Abstract
One conclusion in the literature on domestic European Union (EU) coordination is that the formal institutional properties of countries—devolved versus centralized or unitary—affect the nature of coordination practices. Basically, the view has emerged that domestic coordination is a largely bureaucratic process in which political control mechanisms remain relatively weak. Instead of only looking at public authorities and their formal networks, this article relies on a data set that allows us to analyse informal political-administrative networks and look at how societal interests mobilize and target policymakers in order to shape the position governments defend at the EU level.

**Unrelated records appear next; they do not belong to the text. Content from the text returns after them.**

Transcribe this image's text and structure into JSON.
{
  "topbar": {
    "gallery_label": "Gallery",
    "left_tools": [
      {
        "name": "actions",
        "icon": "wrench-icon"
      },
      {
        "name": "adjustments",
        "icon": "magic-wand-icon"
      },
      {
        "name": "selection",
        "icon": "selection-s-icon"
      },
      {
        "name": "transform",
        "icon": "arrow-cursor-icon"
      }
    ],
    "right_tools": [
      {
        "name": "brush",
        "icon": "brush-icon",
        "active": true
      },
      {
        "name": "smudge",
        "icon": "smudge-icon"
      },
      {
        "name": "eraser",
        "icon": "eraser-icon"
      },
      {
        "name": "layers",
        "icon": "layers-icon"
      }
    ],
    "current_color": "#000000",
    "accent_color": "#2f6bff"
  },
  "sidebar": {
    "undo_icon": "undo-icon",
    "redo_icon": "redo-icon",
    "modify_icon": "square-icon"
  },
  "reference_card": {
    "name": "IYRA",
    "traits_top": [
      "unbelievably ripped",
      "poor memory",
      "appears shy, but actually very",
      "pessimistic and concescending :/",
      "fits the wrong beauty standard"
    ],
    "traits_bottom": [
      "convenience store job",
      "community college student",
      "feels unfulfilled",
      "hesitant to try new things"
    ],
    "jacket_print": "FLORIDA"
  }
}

One of our conclusions is that despite devolution in Belgium, its intergovernmental coordination shows a considerable level of network centralization, even when compared to unitary countries such as France and the Netherlands, meaning that there are large differences between the three states with respect to the connectedness of the actors involved.
Notes
1 In Belgium, cabinets, or the ministerial private offices, consist of personal collaborators of ministers. These collaborators are chosen by the ministers out of ideologically related organizations (parties, interest groups, think tanks) and appear and disappear with their ministers (spoil system).
2 The division between president (broad orientations, high-level issues) and prime minister (day-to-day technical legislation) can become blurred in times of cohabitation, when the executive becomes two-headed and sometimes even divided (Menon, Citation2001: 79).